Answer: Many people have used that method of vocabulary building. Certainly, there's no harm in it.

However, my feeling is that we remember new words better if we learn them in a meaningful context. For instance, if you read a poem or story that inspires you, look up the words you don't know and read the work again. The words will sink in better because your imagination and your emotions are engaged.

Another old practice that works well is to memorize poetry or even famous speeches. Then you are not only learning the words but the rhythm of language and how to construct effective sentences.

Acting in plays (if you like drama) helps too, because you have to memorize lines and recite them with feeling.

You could put all these things together by acting in a Shakespearean play. Shakespeare did more to shape modern English than any other writer. He invented many of the words we use today.
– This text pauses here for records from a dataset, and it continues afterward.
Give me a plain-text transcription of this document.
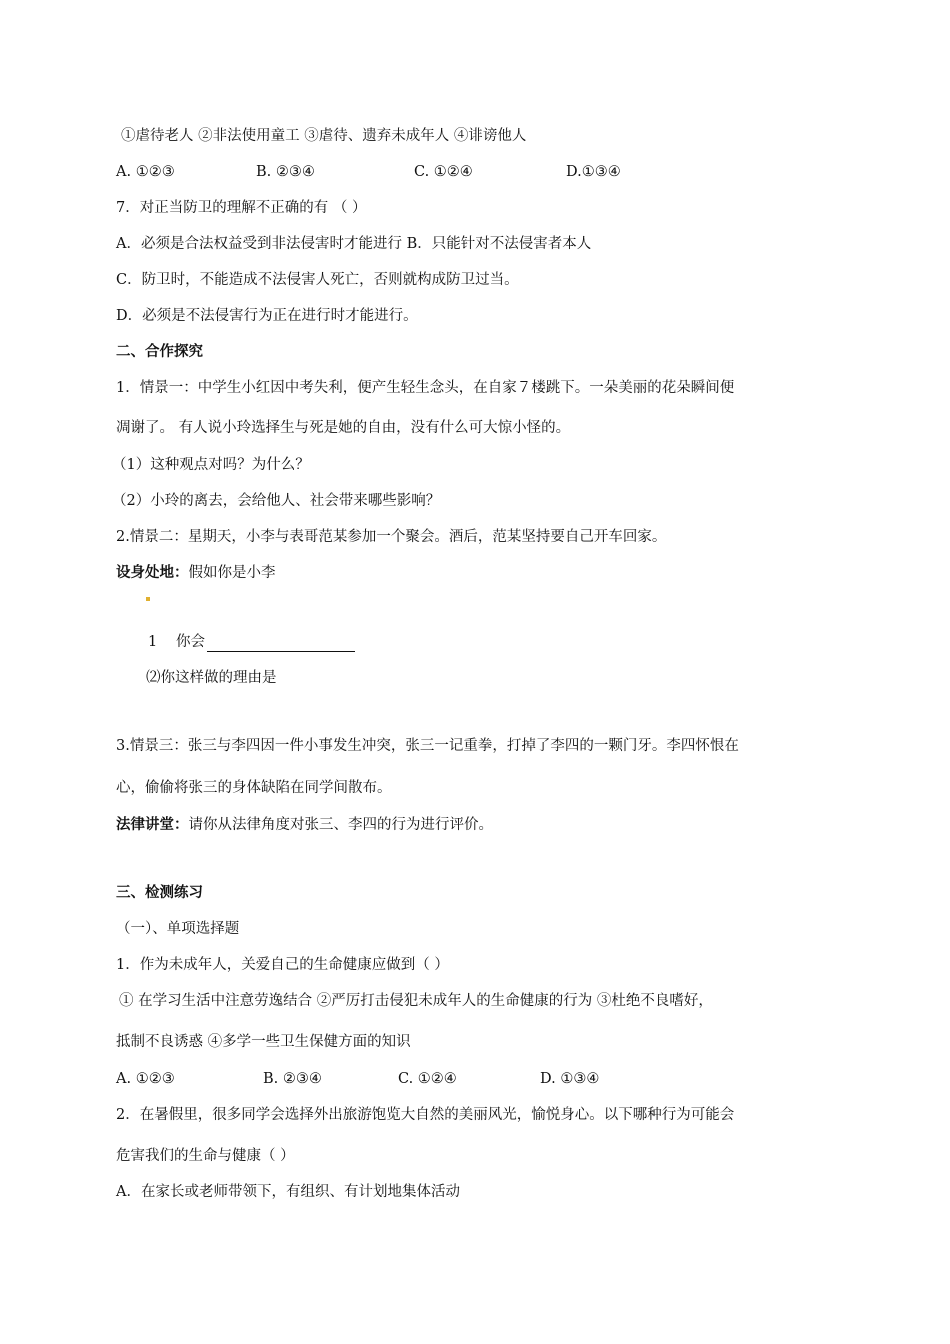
①虐待老人 ②非法使用童工 ③虐待、遗弃未成年人 ④诽谤他人
A. ①②③	B. ②③④	C. ①②④	D.①③④
7．对正当防卫的理解不正确的有 （ ）
A．必须是合法权益受到非法侵害时才能进行 B．只能针对不法侵害者本人
C．防卫时，不能造成不法侵害人死亡，否则就构成防卫过当。
D．必须是不法侵害行为正在进行时才能进行。
二、合作探究
1．情景一：中学生小红因中考失利，便产生轻生念头，在自家７楼跳下。一朵美丽的花朵瞬间便
凋谢了。 有人说小玲选择生与死是她的自由，没有什么可大惊小怪的。
（1）这种观点对吗？为什么？
（2）小玲的离去，会给他人、社会带来哪些影响？
2.情景二：星期天，小李与表哥范某参加一个聚会。酒后，范某坚持要自己开车回家。
设身处地：假如你是小李
1 你会
⑵你这样做的理由是
3.情景三：张三与李四因一件小事发生冲突，张三一记重拳，打掉了李四的一颗门牙。李四怀恨在
心，偷偷将张三的身体缺陷在同学间散布。
法律讲堂：请你从法律角度对张三、李四的行为进行评价。
三、检测练习
（一）、单项选择题
1．作为未成年人，关爱自己的生命健康应做到（ ）
① 在学习生活中注意劳逸结合 ②严厉打击侵犯未成年人的生命健康的行为 ③杜绝不良嗜好，
抵制不良诱惑 ④多学一些卫生保健方面的知识
A. ①②③	B. ②③④	C. ①②④	D. ①③④
2．在暑假里，很多同学会选择外出旅游饱览大自然的美丽风光，愉悦身心。以下哪种行为可能会
危害我们的生命与健康（ ）
A．在家长或老师带领下，有组织、有计划地集体活动
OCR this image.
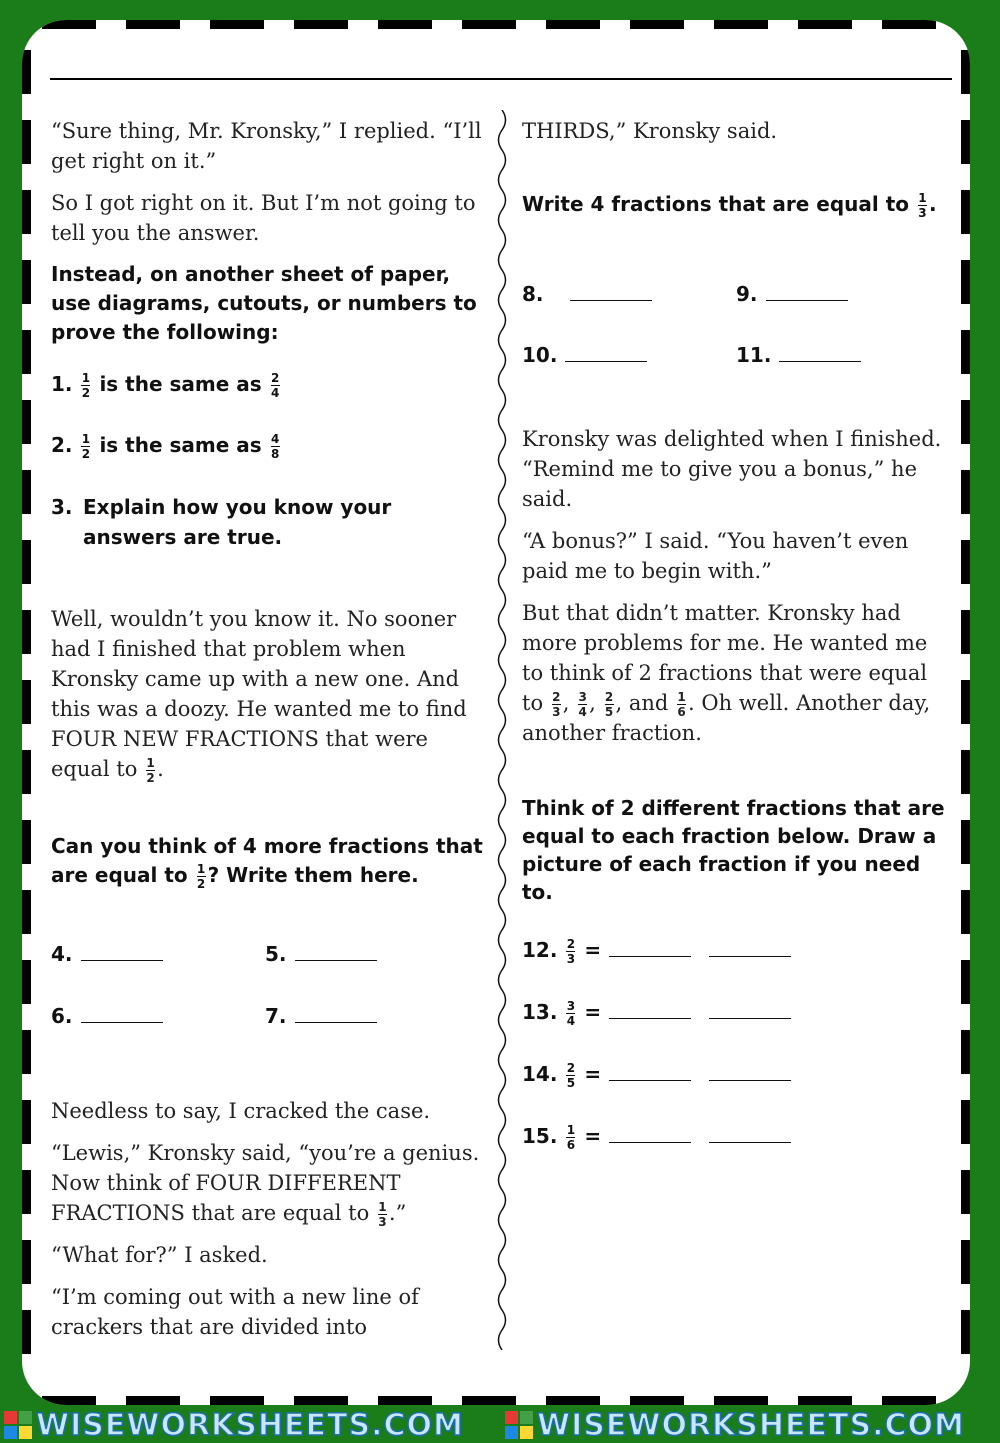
“Sure thing, Mr. Kronsky,” I replied. “I’ll get right on it.”

So I got right on it. But I’m not going to tell you the answer.

Instead, on another sheet of paper, use diagrams, cutouts, or numbers to prove the following:

1. $\frac{1}{2}$ is the same as $\frac{2}{4}$
2. $\frac{1}{2}$ is the same as $\frac{4}{8}$
3. Explain how you know your answers are true.

Well, wouldn’t you know it. No sooner had I finished that problem when Kronsky came up with a new one. And this was a doozy. He wanted me to find FOUR NEW FRACTIONS that were equal to $\frac{1}{2}$ .

Can you think of 4 more fractions that are equal to $\frac{1}{2}$ ? Write them here.
4.	5.
6.	7.

Needless to say, I cracked the case.

“Lewis,” Kronsky said, “you’re a genius. Now think of FOUR DIFFERENT FRACTIONS that are equal to $\frac{1}{3}$ .”

“What for?” I asked.

“I’m coming out with a new line of crackers that are divided into

THIRDS,” Kronsky said.

Write 4 fractions that are equal to $\frac{1}{3}$ .
8.	9.
10.	11.

Kronsky was delighted when I finished. “Remind me to give you a bonus,” he said.

“A bonus?” I said. “You haven’t even paid me to begin with.”

But that didn’t matter. Kronsky had more problems for me. He wanted me to think of 2 fractions that were equal to $\frac{2}{3}$ , $\frac{3}{4}$ , $\frac{2}{5}$ , and $\frac{1}{6}$ . Oh well. Another day, another fraction.

Think of 2 different fractions that are equal to each fraction below. Draw a picture of each fraction if you need to.
12. $\frac{2}{3}$ =
13. $\frac{3}{4}$ =
14. $\frac{2}{5}$ =
15. $\frac{1}{6}$ =
WISEWORKSHEETS.COM WISEWORKSHEETS.COM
Of course, many words have been invented since Shakespeare's time, so reading more recent works is also a good idea.

Finally, remember too that an extensive vocabulary is not the be-all-end-all (as Shakespeare would say). Sometimes too many big words can sound pretentious. Many of the most beautiful poems ever written use very simple words. Simplicity can feel more grounded to the real world.

Also, bear in mind that you have to suit the vocabulary to your story. If your narrator is a simple person, simple words may be best. If he/she is sophisticated or scholarly, a bigger vocabulary may be more fitting.